My son Arlyn was always puzzled by borders. Why did they put the border there? How can they put a border in the middle of the Great Lakes? How can this wave  be American and that one Canadian? Perhaps in answer to these questions I should have said to him, “Go figure it out for yourself.”

Soft

The Sendokai is chanted all over the world,. It’s really soft. The gradual (Soto) school is soft. The way to practice is through the heart. This is the theme song for Soto Zen, though perhaps in the end it’s the harder path, maybe it’s easier to be on the hard path where you simply have to follow orders and adhere to the form.

First line: “The mind of the great sage of India is intimately transmitted from west to east.”

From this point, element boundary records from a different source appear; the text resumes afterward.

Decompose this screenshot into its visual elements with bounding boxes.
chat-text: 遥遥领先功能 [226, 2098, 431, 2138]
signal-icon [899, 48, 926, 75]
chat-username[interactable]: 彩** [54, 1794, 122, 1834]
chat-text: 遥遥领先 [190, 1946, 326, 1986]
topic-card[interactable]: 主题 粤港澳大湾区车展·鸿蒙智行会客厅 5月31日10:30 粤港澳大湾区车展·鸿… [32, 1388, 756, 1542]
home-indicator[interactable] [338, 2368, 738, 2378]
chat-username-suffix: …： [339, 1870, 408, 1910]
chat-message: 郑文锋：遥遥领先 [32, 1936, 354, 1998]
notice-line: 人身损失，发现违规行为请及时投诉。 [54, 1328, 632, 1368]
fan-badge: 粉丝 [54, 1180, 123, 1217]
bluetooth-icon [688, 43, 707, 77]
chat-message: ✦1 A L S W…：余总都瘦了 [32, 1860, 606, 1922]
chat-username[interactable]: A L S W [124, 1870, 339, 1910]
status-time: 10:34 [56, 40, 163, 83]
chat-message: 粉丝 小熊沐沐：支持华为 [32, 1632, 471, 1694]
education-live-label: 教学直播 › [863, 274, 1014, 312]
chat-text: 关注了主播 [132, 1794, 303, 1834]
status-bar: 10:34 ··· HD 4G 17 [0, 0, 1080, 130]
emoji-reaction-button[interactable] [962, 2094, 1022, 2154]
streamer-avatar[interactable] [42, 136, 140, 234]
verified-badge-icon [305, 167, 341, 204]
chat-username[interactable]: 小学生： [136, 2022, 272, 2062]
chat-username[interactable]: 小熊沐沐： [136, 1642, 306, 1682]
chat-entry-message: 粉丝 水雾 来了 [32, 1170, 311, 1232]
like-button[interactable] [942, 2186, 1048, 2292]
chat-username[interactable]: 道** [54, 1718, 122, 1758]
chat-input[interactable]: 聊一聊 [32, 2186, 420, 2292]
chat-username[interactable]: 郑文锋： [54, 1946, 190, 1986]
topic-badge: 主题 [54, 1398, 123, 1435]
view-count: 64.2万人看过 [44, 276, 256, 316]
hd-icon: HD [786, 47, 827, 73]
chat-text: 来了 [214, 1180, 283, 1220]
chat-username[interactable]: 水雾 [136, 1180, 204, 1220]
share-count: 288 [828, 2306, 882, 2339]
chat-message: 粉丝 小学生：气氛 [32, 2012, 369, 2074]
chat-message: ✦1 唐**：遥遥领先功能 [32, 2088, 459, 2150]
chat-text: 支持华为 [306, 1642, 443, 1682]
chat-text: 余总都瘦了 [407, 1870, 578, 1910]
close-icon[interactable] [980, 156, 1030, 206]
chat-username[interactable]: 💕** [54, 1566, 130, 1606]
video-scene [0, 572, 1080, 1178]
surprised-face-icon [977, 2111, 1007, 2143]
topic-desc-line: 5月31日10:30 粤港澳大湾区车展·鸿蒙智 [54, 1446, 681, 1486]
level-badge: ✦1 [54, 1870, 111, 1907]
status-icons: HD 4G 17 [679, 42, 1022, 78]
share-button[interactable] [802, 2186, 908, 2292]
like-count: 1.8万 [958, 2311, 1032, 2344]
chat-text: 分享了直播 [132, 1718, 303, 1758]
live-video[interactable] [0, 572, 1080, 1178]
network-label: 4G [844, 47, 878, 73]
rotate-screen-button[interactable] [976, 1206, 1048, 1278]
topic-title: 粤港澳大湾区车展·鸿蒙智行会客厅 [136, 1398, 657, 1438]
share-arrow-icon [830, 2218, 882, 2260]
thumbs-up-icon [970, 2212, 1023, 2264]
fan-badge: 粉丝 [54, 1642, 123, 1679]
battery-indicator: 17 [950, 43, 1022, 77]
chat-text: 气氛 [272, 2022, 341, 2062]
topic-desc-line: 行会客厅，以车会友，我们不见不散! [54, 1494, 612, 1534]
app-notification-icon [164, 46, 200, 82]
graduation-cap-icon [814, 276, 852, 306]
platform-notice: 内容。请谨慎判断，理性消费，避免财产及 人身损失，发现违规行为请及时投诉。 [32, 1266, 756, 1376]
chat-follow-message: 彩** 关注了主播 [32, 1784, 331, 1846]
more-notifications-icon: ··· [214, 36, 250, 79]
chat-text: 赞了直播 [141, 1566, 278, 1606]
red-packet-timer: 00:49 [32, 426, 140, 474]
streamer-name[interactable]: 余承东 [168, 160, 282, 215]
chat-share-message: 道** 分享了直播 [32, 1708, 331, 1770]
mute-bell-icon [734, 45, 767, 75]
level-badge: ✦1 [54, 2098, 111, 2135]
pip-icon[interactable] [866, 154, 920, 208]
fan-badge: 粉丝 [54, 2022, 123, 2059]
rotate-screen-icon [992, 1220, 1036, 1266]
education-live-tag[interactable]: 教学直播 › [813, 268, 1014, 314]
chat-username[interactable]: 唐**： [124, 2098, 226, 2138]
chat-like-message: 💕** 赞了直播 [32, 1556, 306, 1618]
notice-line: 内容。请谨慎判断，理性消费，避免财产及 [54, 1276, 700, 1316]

From west to east means from India to China. Usually when we think of spiritual practice being conveyed we think of a form of practice. But in this case it’s the Buddha’s awakening mind. It’s not awakened period, it’s not static, but something in motion conveyed from west to east. In Taoism a sage is a recluse but a bodhisattva is someone who practices by serving. Your awakening mind is conveyed through your service. How do we serve? Intimately. What’s being conveyed can only be conveyed through intimacy.

Let’s say there’s part of me that’s angry. I don’t like that part of me. I split it off, I banish it. That’s the north school. Then there’s the rest of my life, that’s the south school. How do I heal this split? I need these two parts to be intimate. How to turn the unacceptable into the acceptable?

Sekito’s Enlightenment

He couldn’t find the words to express himself, I guess it didn’t happen often. And then his teacher hit him, and he woke up. What was the question Freud asked? Is language the presenting symptom?

There’s a Buddha, a historical figure, a man and his words, a legacy, a momentum. How can we relate to the Buddha not as a thing over there, but as a central part of our lives?

Koan

A student once asked Shitou, “What is Buddhism?”
Shitou said, “You don’t have Buddha mind.”
The student said, “I’m human, I run around and I have ideas.”
Shitou said, “People who are active and run around have Buddha mind.”
“Why don’t I have Buddha mind?”
‘Because you’re not willing to stay human.”

The teacher hears in the question “What is Buddhism?,” some inference of striving, of wanting to be a Buddha. I want to transcend this, I don’t want to be human, I want to be above it all and not feel this pain, this anger, this jealousy, this heart break. Instead, I want to be a Buddha. I want to be something else. The punch line of all teaching is: You are exactly what you seek and you can’t see it because it’s you. You have to apprentice yourself to your enemy – to the north. If you’re not willing to be human, it means not wanting to yolk yourself to your own life.